Core Concepts
TrajFlow, a novel model for probabilistic trajectory prediction, learns distributions over abstracted trajectory features using Normalizing Flows to effectively capture the variability inherent in human behavior.
Abstract
The paper proposes TrajFlow, a new approach for probabilistic trajectory prediction based on Normalizing Flows. The key idea is to reformulate the problem of capturing distributions over trajectories into capturing distributions over abstracted trajectory features using an autoencoder, which simplifies the learning task of the Normalizing Flows.
The paper first provides background on Normalizing Flows, which are a family of generative methods that enable exact likelihood computation by transforming distributions through a series of differentiable bijective functions into a simple known "base" distribution.
The TrajFlow model consists of three main components:
A Normalizing Flow that learns the distribution of the encoded future trajectories rather than the raw future trajectories.
A Recurrent Neural Network Autoencoder (RNN-AE) that generates an intermediate representation of the trajectories, capturing the most relevant features.
Encoding components for the target agent's past trajectory, social interactions, and static environment information.
The authors validate their approach on two synthetic datasets with known true distributions, as well as on the ETH/UCY, rounD, and nuScenes real-world datasets.
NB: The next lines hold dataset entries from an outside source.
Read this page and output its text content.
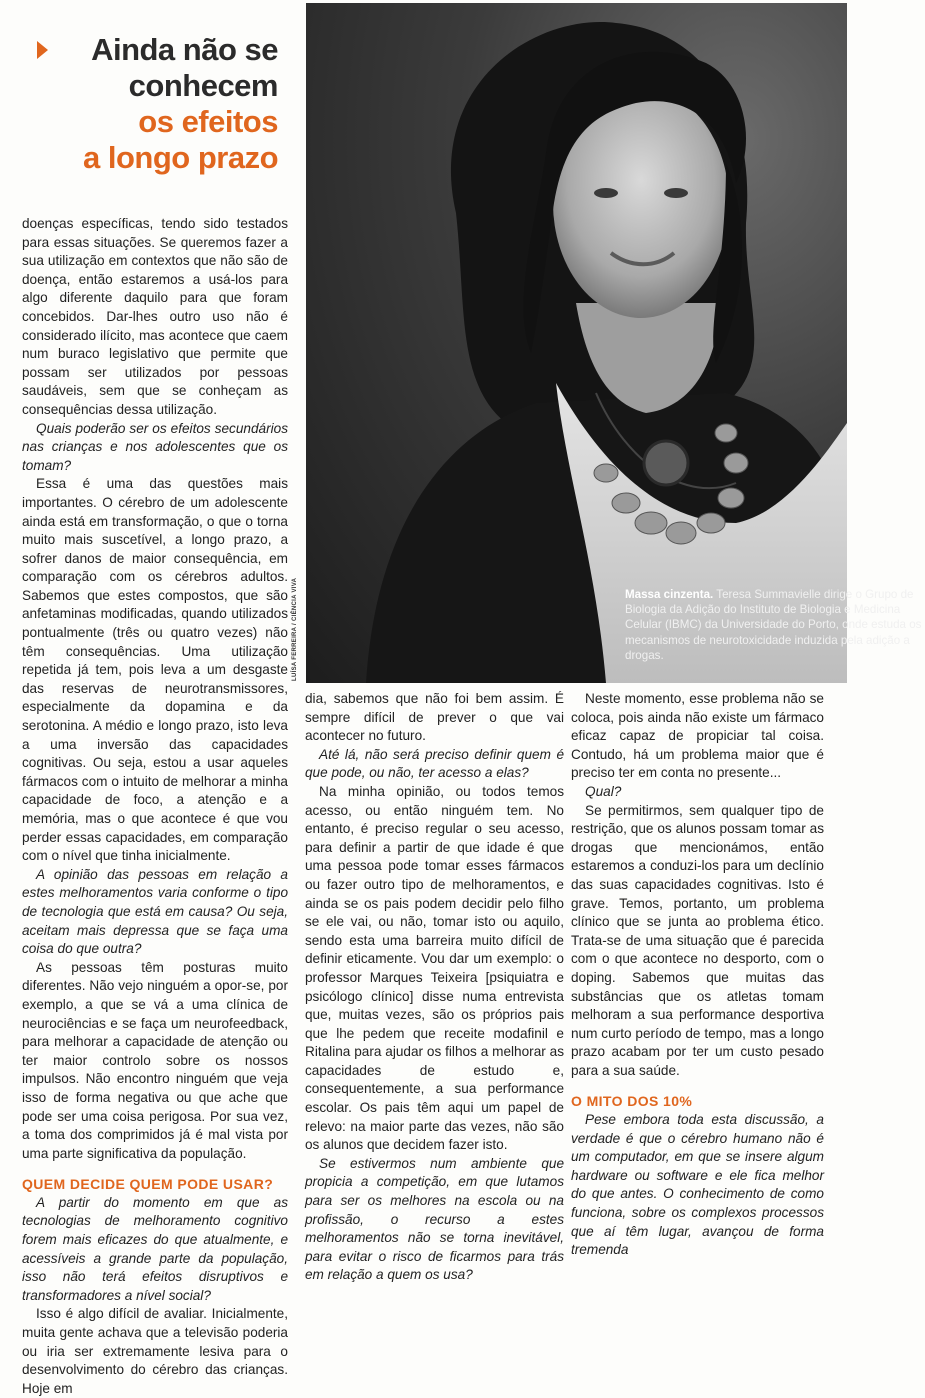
Ainda não se
conhecem
os efeitos
a longo prazo
Massa cinzenta. Teresa Summavielle dirige o Grupo de Biologia da Adição do Instituto de Biologia e Medicina Celular (IBMC) da Universidade do Porto, onde estuda os mecanismos de neurotoxicidade induzida pela adição a drogas.
LUÍSA FERREIRA / CIÊNCIA VIVA

doenças específicas, tendo sido testados para essas situações. Se queremos fazer a sua utilização em contextos que não são de doença, então estaremos a usá-los para algo diferente daquilo para que foram concebidos. Dar-lhes outro uso não é considerado ilícito, mas acontece que caem num buraco legislativo que permite que possam ser utilizados por pessoas saudáveis, sem que se conheçam as consequências dessa utilização.

Quais poderão ser os efeitos secundários nas crianças e nos adolescentes que os tomam?

Essa é uma das questões mais importantes. O cérebro de um adolescente ainda está em transformação, o que o torna muito mais suscetível, a longo prazo, a sofrer danos de maior consequência, em comparação com os cérebros adultos. Sabemos que estes compostos, que são anfetaminas modificadas, quando utilizados pontualmente (três ou quatro vezes) não têm consequências. Uma utilização repetida já tem, pois leva a um desgaste das reservas de neurotransmissores, especialmente da dopamina e da serotonina. A médio e longo prazo, isto leva a uma inversão das capacidades cognitivas. Ou seja, estou a usar aqueles fármacos com o intuito de melhorar a minha capacidade de foco, a atenção e a memória, mas o que acontece é que vou perder essas capacidades, em comparação com o nível que tinha inicialmente.

A opinião das pessoas em relação a estes melhoramentos varia conforme o tipo de tecnologia que está em causa? Ou seja, aceitam mais depressa que se faça uma coisa do que outra?

As pessoas têm posturas muito diferentes. Não vejo ninguém a opor-se, por exemplo, a que se vá a uma clínica de neurociências e se faça um neurofeedback, para melhorar a capacidade de atenção ou ter maior controlo sobre os nossos impulsos. Não encontro ninguém que veja isso de forma negativa ou que ache que pode ser uma coisa perigosa. Por sua vez, a toma dos comprimidos já é mal vista por uma parte significativa da população.

QUEM DECIDE QUEM PODE USAR?

A partir do momento em que as tecnologias de melhoramento cognitivo forem mais eficazes do que atualmente, e acessíveis a grande parte da população, isso não terá efeitos disruptivos e transformadores a nível social?

Isso é algo difícil de avaliar. Inicialmente, muita gente achava que a televisão poderia ou iria ser extremamente lesiva para o desenvolvimento do cérebro das crianças. Hoje em

dia, sabemos que não foi bem assim. É sempre difícil de prever o que vai acontecer no futuro.

Até lá, não será preciso definir quem é que pode, ou não, ter acesso a elas?

Na minha opinião, ou todos temos acesso, ou então ninguém tem. No entanto, é preciso regular o seu acesso, para definir a partir de que idade é que uma pessoa pode tomar esses fármacos ou fazer outro tipo de melhoramentos, e ainda se os pais podem decidir pelo filho se ele vai, ou não, tomar isto ou aquilo, sendo esta uma barreira muito difícil de definir eticamente. Vou dar um exemplo: o professor Marques Teixeira [psiquiatra e psicólogo clínico] disse numa entrevista que, muitas vezes, são os próprios pais que lhe pedem que receite modafinil e Ritalina para ajudar os filhos a melhorar as capacidades de estudo e, consequentemente, a sua performance escolar. Os pais têm aqui um papel de relevo: na maior parte das vezes, não são os alunos que decidem fazer isto.

Se estivermos num ambiente que propicia a competição, em que lutamos para ser os melhores na escola ou na profissão, o recurso a estes melhoramentos não se torna inevitável, para evitar o risco de ficarmos para trás em relação a quem os usa?

Neste momento, esse problema não se coloca, pois ainda não existe um fármaco eficaz capaz de propiciar tal coisa. Contudo, há um problema maior que é preciso ter em conta no presente...

Qual?

Se permitirmos, sem qualquer tipo de restrição, que os alunos possam tomar as drogas que mencionámos, então estaremos a conduzi-los para um declínio das suas capacidades cognitivas. Isto é grave. Temos, portanto, um problema clínico que se junta ao problema ético. Trata-se de uma situação que é parecida com o que acontece no desporto, com o doping. Sabemos que muitas das substâncias que os atletas tomam melhoram a sua performance desportiva num curto período de tempo, mas a longo prazo acabam por ter um custo pesado para a sua saúde.

O MITO DOS 10%

Pese embora toda esta discussão, a verdade é que o cérebro humano não é um computador, em que se insere algum hardware ou software e ele fica melhor do que antes. O conhecimento de como funciona, sobre os complexos processos que aí têm lugar, avançou de forma tremenda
The results demonstrate that TrajFlow outperforms state-of-the-art behavior prediction models in capturing full trajectory distributions, especially on the more variable pedestrian datasets. The use of the RNN-AE is shown to be a key factor in the improved performance.
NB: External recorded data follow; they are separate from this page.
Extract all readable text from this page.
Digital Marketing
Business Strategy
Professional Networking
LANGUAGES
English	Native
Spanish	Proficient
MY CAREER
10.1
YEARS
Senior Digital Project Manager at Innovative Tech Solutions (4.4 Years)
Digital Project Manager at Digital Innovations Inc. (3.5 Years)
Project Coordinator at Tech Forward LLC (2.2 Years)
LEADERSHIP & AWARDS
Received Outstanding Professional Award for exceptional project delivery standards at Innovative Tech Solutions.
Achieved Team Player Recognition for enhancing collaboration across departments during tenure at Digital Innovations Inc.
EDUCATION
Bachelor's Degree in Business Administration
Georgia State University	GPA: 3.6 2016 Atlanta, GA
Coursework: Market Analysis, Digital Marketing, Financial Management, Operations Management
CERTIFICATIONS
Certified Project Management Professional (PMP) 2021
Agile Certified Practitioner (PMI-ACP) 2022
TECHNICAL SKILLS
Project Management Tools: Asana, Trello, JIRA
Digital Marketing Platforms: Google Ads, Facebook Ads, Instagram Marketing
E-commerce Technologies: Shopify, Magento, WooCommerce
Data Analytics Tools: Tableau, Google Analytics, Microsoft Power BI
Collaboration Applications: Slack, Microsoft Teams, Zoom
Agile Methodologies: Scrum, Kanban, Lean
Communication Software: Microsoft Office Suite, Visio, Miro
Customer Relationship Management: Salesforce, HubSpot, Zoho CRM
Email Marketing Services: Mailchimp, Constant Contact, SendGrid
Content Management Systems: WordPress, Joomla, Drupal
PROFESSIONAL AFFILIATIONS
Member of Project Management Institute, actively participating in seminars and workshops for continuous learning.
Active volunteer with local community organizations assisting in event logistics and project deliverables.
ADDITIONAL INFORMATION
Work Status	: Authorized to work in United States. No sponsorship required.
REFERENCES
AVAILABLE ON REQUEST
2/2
Additionally, the auto-regressive nature of the TrajFlow decoder provides flexibility in terms of the possible length of the predictions, which is particularly useful for scenarios that require a longer planning horizon, such as when approaching a roundabout.
Stats
The paper reports the following key metrics:
minADE (Average L2 distance between the best-predicted trajectory and the ground truth)
minFDE (Final L2 distance between the best-predicted trajectory and the ground truth)
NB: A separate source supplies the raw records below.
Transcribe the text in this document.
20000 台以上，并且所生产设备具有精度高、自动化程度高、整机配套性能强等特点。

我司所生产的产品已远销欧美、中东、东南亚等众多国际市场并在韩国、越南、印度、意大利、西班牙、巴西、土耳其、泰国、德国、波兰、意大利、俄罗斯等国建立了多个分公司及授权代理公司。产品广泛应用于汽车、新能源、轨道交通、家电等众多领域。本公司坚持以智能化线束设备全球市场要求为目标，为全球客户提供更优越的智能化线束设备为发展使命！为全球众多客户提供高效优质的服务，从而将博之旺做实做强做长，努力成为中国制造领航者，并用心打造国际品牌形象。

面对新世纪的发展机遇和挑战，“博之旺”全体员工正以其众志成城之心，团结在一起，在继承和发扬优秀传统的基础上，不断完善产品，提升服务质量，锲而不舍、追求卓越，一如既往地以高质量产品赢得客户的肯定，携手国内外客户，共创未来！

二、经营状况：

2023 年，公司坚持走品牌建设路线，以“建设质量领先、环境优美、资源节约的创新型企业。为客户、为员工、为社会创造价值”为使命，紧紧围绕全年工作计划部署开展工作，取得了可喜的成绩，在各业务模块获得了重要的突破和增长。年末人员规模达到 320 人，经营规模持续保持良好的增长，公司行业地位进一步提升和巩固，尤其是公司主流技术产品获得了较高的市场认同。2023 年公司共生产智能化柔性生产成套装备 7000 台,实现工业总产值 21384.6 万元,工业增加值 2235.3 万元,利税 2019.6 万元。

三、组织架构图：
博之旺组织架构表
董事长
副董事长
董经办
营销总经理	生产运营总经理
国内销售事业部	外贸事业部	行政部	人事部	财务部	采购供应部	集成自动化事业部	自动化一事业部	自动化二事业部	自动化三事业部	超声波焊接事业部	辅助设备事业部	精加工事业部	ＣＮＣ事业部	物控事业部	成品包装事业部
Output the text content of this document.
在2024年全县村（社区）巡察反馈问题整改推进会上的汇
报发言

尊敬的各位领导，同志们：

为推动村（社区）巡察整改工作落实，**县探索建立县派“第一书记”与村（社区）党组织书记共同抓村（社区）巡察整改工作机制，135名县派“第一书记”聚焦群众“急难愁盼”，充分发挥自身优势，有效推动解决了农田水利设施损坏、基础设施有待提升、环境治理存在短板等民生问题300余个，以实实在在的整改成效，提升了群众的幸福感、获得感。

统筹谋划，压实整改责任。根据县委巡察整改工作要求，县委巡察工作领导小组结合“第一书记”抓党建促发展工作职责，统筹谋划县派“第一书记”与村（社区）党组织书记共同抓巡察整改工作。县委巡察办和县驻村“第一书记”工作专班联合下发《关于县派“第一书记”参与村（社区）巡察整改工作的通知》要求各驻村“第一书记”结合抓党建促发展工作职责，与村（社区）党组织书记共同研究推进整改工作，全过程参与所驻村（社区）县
NLL (Negative Log-Likelihood of the ground truth according to the learned distribution)
DJS (Jensen-Shannon divergence between the ground truth distribution and the learned distribution)
Quotes
"Predicting the future behavior of human road users is an important aspect for the development of risk-aware autonomous vehicles."
"An example of such multi-modality can be seen at roundabouts, where vehicles have the option to enter the roundabout directly or to wait for an oncoming car to pass."
"While these state-of-the-art approaches already achieve good results in prediction accuracy, they have the fundamental problem of being trained to reproduce the only true future trajectory available for each past trajectory in the dataset, thereby ignoring the underlying stochasticity of human behavior."